Der Wassermann in der Kunst

Seit Anbeginn der Menschheit bestand nie Zweifel daran, dass die unergründlichen Fluten von Flüssen, Seen und Meeren von wundersamen Wasserwesen bewohnt sein müssen.
In unterschiedlichsten Formen begegnen sie uns zu allen Zeiten in allen Kulturen.

So kannte jedes germanische Kind den Nöck. Er konnte junge Mädchen mit Harfenklängen in sein Unterwasserreich locken. An der friesischen Küste lebte man in unmittelbarer Nachbarschaft zum Meermann, der in seinem Palast am Grund der Nordsee zahlreiche Ertrunkene gefangen hielt.

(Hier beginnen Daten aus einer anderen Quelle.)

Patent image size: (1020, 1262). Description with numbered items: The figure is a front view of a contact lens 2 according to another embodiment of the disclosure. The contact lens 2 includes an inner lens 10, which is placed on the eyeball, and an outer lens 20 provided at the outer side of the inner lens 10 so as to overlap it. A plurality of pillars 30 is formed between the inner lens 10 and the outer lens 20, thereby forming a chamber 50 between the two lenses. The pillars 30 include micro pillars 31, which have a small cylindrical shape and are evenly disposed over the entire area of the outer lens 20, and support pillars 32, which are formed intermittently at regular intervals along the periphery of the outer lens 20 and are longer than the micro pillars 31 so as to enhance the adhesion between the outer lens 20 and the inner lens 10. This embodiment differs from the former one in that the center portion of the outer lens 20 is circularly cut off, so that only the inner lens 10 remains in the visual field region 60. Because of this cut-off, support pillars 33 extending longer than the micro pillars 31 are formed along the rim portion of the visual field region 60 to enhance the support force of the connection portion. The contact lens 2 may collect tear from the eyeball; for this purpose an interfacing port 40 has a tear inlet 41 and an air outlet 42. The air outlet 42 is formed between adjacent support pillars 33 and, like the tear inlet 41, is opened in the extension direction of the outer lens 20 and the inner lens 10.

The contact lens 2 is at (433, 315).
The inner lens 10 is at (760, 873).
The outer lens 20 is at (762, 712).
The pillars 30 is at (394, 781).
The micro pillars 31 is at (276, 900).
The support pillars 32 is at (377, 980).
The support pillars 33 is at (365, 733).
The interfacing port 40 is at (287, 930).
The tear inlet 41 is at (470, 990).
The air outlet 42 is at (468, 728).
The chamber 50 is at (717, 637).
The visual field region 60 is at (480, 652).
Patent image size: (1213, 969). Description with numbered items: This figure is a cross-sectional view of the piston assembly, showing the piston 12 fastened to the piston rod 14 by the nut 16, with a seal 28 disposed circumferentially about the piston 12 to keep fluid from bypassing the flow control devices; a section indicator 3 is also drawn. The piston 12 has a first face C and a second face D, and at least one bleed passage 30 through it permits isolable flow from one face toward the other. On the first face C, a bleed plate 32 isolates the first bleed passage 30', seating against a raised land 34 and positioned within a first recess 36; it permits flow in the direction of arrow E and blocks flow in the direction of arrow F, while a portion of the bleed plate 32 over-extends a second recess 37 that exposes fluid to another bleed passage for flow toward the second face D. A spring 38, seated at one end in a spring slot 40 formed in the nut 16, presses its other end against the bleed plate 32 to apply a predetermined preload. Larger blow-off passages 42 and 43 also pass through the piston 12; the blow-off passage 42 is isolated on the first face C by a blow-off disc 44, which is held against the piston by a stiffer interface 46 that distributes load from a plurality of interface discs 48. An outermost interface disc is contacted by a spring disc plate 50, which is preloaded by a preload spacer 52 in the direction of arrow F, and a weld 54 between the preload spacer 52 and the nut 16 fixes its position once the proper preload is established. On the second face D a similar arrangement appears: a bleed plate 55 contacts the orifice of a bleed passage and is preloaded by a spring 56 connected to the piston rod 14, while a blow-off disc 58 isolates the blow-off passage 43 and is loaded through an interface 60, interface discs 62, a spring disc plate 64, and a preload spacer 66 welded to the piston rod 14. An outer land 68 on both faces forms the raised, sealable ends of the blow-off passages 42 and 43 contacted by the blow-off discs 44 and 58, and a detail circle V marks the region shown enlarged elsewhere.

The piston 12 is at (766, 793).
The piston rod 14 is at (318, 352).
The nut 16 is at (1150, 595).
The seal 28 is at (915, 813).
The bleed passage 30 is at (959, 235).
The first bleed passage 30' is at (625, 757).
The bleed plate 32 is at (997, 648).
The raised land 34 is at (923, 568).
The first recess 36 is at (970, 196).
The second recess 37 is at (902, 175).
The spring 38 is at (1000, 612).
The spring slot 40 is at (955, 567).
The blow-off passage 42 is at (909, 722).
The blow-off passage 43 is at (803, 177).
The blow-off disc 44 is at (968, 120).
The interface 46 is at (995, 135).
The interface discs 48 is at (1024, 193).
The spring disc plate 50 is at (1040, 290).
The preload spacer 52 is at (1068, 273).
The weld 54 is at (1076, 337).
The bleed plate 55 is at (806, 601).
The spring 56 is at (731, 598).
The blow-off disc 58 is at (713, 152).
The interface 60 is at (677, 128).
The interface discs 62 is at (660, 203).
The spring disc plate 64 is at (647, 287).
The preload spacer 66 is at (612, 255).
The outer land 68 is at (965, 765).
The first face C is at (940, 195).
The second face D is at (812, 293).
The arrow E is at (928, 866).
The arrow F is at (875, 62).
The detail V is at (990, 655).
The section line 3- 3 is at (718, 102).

Im Mittelmeerraum wusste man um die Meermänner mit menschlichen Oberkörpern, Fischschwanz und Dreizack. Bei den alten Griechen stieg der Meermann in Gestalt des Poseidon sogar zur Gottheit auf. Er wurde quasi olympisch und versetzte die Seeleute mit seiner Launenhaftigkeit in Angst und Schrecken.
Bei den vorchristlichen Römern setzte er sein Treiben fort, unter neuem Namen – aber mit unverändert wechselhafter Laune.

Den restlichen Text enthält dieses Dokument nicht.